23 To that extent, the Applicant is correct that in the situation envisaged by The “Luna”, a party seeking permission to appeal would generally not have to satisfy the usual requirements for permission to appeal.”
(emphasis added in bold)
The issue was then whether the Judge had in fact made split decisions in the present case, a split decision being either (at [24]):
“when a court decides the merits of the claims but says nothing on who should be liable for costs”; or
“when a court decides the merits of the claims and liability for costs but has not decided the quantum of costs”.

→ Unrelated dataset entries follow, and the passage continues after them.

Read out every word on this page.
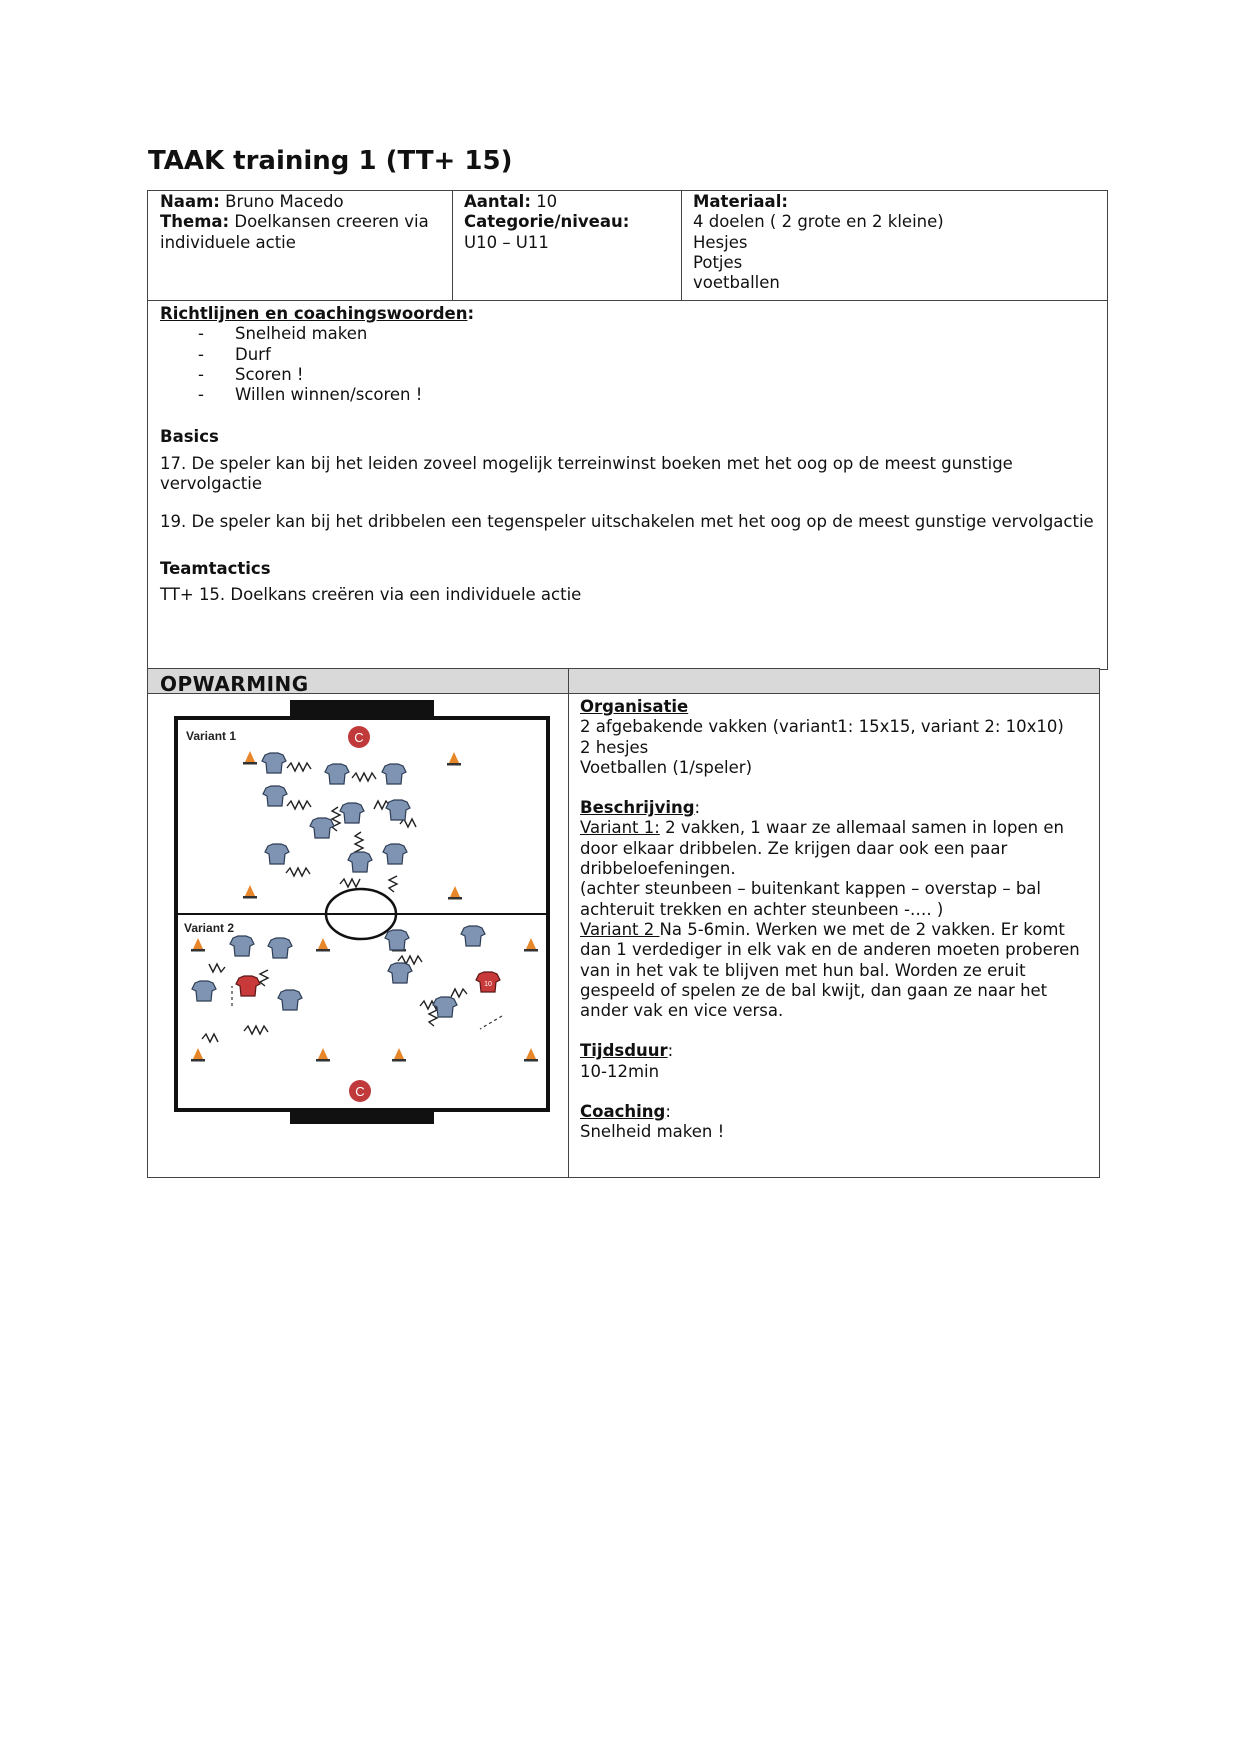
TAAK training 1 (TT+ 15)
Naam: Bruno Macedo
Thema: Doelkansen creeren via individuele actie
Aantal: 10
Categorie/niveau:
U10 – U11
Materiaal:
4 doelen ( 2 grote en 2 kleine)
Hesjes
Potjes
voetballen
Richtlijnen en coachingswoorden:
-	Snelheid maken
-	Durf
-	Scoren !
-	Willen winnen/scoren !
Basics

17. De speler kan bij het leiden zoveel mogelijk terreinwinst boeken met het oog op de meest gunstige vervolgactie

19. De speler kan bij het dribbelen een tegenspeler uitschakelen met het oog op de meest gunstige vervolgactie

Teamtactics

TT+ 15. Doelkans creëren via een individuele actie

OPWARMING
Variant 1
Variant 2
C
C
10
Organisatie
2 afgebakende vakken (variant1: 15x15, variant 2: 10x10)
2 hesjes
Voetballen (1/speler)
Beschrijving:
Variant 1: 2 vakken, 1 waar ze allemaal samen in lopen en door elkaar dribbelen. Ze krijgen daar ook een paar dribbeloefeningen.
(achter steunbeen – buitenkant kappen – overstap – bal achteruit trekken en achter steunbeen -…. )
Variant 2 Na 5-6min. Werken we met de 2 vakken. Er komt dan 1 verdediger in elk vak en de anderen moeten proberen van in het vak te blijven met hun bal. Worden ze eruit gespeeld of spelen ze de bal kwijt, dan gaan ze naar het ander vak en vice versa.
Tijdsduur:
10-12min
Coaching:
Snelheid maken !
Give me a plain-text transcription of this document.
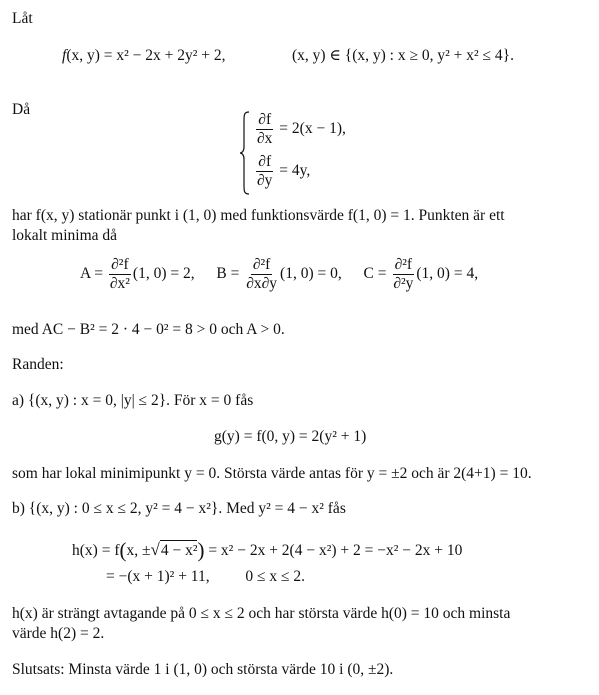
Låt
f(x, y) = x² − 2x + 2y² + 2,	(x, y) ∈ {(x, y) : x ≥ 0, y² + x² ≤ 4}.
Då
$\frac{\partial f}{\partial x} = 2(x - 1)$,
$\frac{\partial f}{\partial y} = 4y$,
har f(x, y) stationär punkt i (1, 0) med funktionsvärde f(1, 0) = 1. Punkten är ett
lokalt minima då
$A = \frac{\text{∂²f}}{\text{∂x²}} (1$, 0) = 2, $B = \frac{\text{∂²f}}{\partial x\partial y} (1$, 0) = 0, $C = \frac{\text{∂²f}}{\text{∂²y}} (1$, 0) = 4,
med AC − B² = 2 · 4 − 0² = 8 > 0 och A > 0.
Randen:
a) {(x, y) : x = 0, |y| ≤ 2}. För x = 0 fås
g(y) = f(0, y) = 2(y² + 1)
som har lokal minimipunkt y = 0. Största värde antas för y = ±2 och är 2(4+1) = 10.
b) {(x, y) : 0 ≤ x ≤ 2, y² = 4 − x²}. Med y² = 4 − x² fås
h(x) = f(x, ±√4 − x²) = x² − 2x + 2(4 − x²) + 2 = −x² − 2x + 10
= −(x + 1)² + 11, 0 ≤ x ≤ 2.
h(x) är strängt avtagande på 0 ≤ x ≤ 2 och har största värde h(0) = 10 och minsta
värde h(2) = 2.
Slutsats: Minsta värde 1 i (1, 0) och största värde 10 i (0, ±2).
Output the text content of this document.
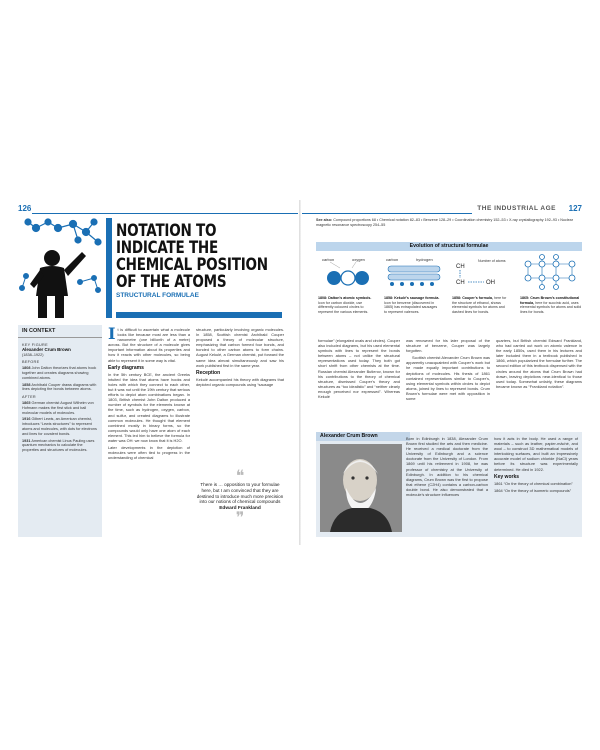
126	THE INDUSTRIAL AGE 127
NOTATION TO
INDICATE THE
CHEMICAL POSITION
OF THE ATOMS
STRUCTURAL FORMULAE
IN CONTEXT
KEY FIGURE
Alexander Crum Brown
(1838–1922)
BEFORE
1808 John Dalton theorizes that atoms hook together and creates diagrams showing combined atoms.
1858 Archibald Couper draws diagrams with lines depicting the bonds between atoms.
AFTER
1865 German chemist August Wilhelm von Hofmann makes the first stick and ball molecular models of molecules.
1916 Gilbert Lewis, an American chemist, introduces “Lewis structures” to represent atoms and molecules, with dots for electrons and lines for covalent bonds.
1931 American chemist Linus Pauling uses quantum mechanics to calculate the properties and structures of molecules.

It is difficult to ascertain what a molecule looks like because most are less than a nanometre (one billionth of a metre) across. But the structure of a molecule gives important information about its properties and how it reacts with other molecules, so being able to represent it in some way is vital.

Early diagrams

In the 5th century BCE, the ancient Greeks intuited the idea that atoms have hooks and holes with which they connect to each other, but it was not until the 19th century that serious efforts to depict atom combinations began. In 1803, British chemist John Dalton produced a number of symbols for the elements known at the time, such as hydrogen, oxygen, carbon, and sulfur, and created diagrams to illustrate common molecules. He thought that element combined mostly in binary forms, so the compounds would only have one atom of each element. This led him to believe the formula for water was OH: we now know that it is H2O.

Later developments in the depiction of molecules were often tied to progress in the understanding of chemical

structure, particularly involving organic molecules. In 1858, Scottish chemist Archibald Couper proposed a theory of molecular structure, emphasizing that carbon formed four bonds, and bonded to other carbon atoms to form chains. August Kekulé, a German chemist, put forward the same idea almost simultaneously and saw his work published first in the same year.

Reception

Kekulé accompanied his theory with diagrams that depicted organic compounds using “sausage

❝
There is … opposition to your formulae here, but I am convinced that they are destined to introduce much more precision into our notions of chemical compounds
Edward Frankland
❞
See also: Compound proportions 68 • Chemical notation 82–83 • Benzene 128–29 • Coordination chemistry 152–53 • X-ray crystallography 192–93 • Nuclear magnetic resonance spectroscopy 254–55
Evolution of structural formulae
carbon	oxygen	carbon	hydrogen
CH
CH	OH
Number of atoms
1808: Dalton’s atomic symbols. Icon for carbon dioxide, use differently coloured circles to represent the various elements.
1858: Kekulé’s sausage formula. Icon for benzene (discovered in 1865) has extrapolated sausages to represent valences.
1858: Couper’s formula, here for the structure of ethanol, shows elemental symbols for atoms and dashed lines for bonds.
1865: Crum Brown’s constitutional formula, here for succinic acid, uses elemental symbols for atoms and solid lines for bonds.

formulae” (elongated ovals and circles). Couper also included diagrams, but his used elemental symbols with lines to represent the bonds between atoms – not unlike the structural representations used today. They both got short shrift from other chemists at the time. Russian chemist Alexander Butlerov, known for his contributions to the theory of chemical structure, dismissed Couper’s theory and structures as “too idealistic” and “neither clearly enough perceived nor expressed”. Whereas Kekulé

was renowned for his later proposal of the structure of benzene, Couper was largely forgotten.

Scottish chemist Alexander Crum Brown was apparently unacquainted with Couper’s work but he made equally important contributions to depictions of molecules. His thesis of 1861 contained representations similar to Couper’s, using elemental symbols within circles to depict atoms, joined by lines to represent bonds. Crum Brown’s formulae were met with opposition in some

quarters, but British chemist Edward Frankland, who had carried out work on atomic valence in the early 1850s, used them in his lectures and later included them in a textbook published in 1866, which popularized the formulae further. The second edition of this textbook dispensed with the circles around the atoms that Crum Brown had drawn, leaving depictions near-identical to those used today. Somewhat unfairly, these diagrams became known as “Frankland notation”.

Alexander Crum Brown	Born in Edinburgh in 1838, Alexander Crum Brown first studied the arts and then medicine. He received a medical doctorate from the University of Edinburgh and a science doctorate from the University of London. From 1869 until his retirement in 1908, he was professor of chemistry at the University of Edinburgh. In addition to his chemical diagrams, Crum Brown was the first to propose that ethene (C2H4) contains a carbon-carbon double bond. He also demonstrated that a molecule’s structure influences

how it acts in the body. He used a range of materials – such as leather, papier-mâché, and wool – to construct 3D mathematical models of interlocking surfaces, and built an impressively accurate model of sodium chloride (NaCl) years before its structure was experimentally determined. He died in 1922.

Key works

1861 “On the theory of chemical combination”

1864 “On the theory of isomeric compounds”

The Applicant fell within the second category, where “her intended appeal on costs in the PTA Application arises because of the quantum of costs for which she was held to be liable, ie, the Costs Decision. Otherwise, she would not have had to make this application as she had already appealed against her liability for costs in AD 50, that being part of the decision on 14 April 2023, ie, the Main Decision.” (at [24])
In the circumstances, the Appellate Division found “no reason why permission to appeal should be denied” and therefore granted the Applicant permission to appeal the Costs Decision (at [26]).
The Appellate Division also noted that there was no need for the Applicant to provide security for costs for that appeal, “as security was already provided when she filed AD 50 and … she would have been allowed to file a single appeal against both the Costs Decision and Main Decision if she had not filed AD 50 prematurely.” (at [26])
Significance. Although this decision was on O 19 r 4 of the ROC 2021, we observe that this provision is similarly worded in O 18 r 3 of the ROC 2021, in relation to when time for appeal starts to run in appeals from applications in actions. Therefore, this decision would similarly serve as helpful guidance to understand when time for appeal starts to run under O 18 r 3 of the ROC 2021.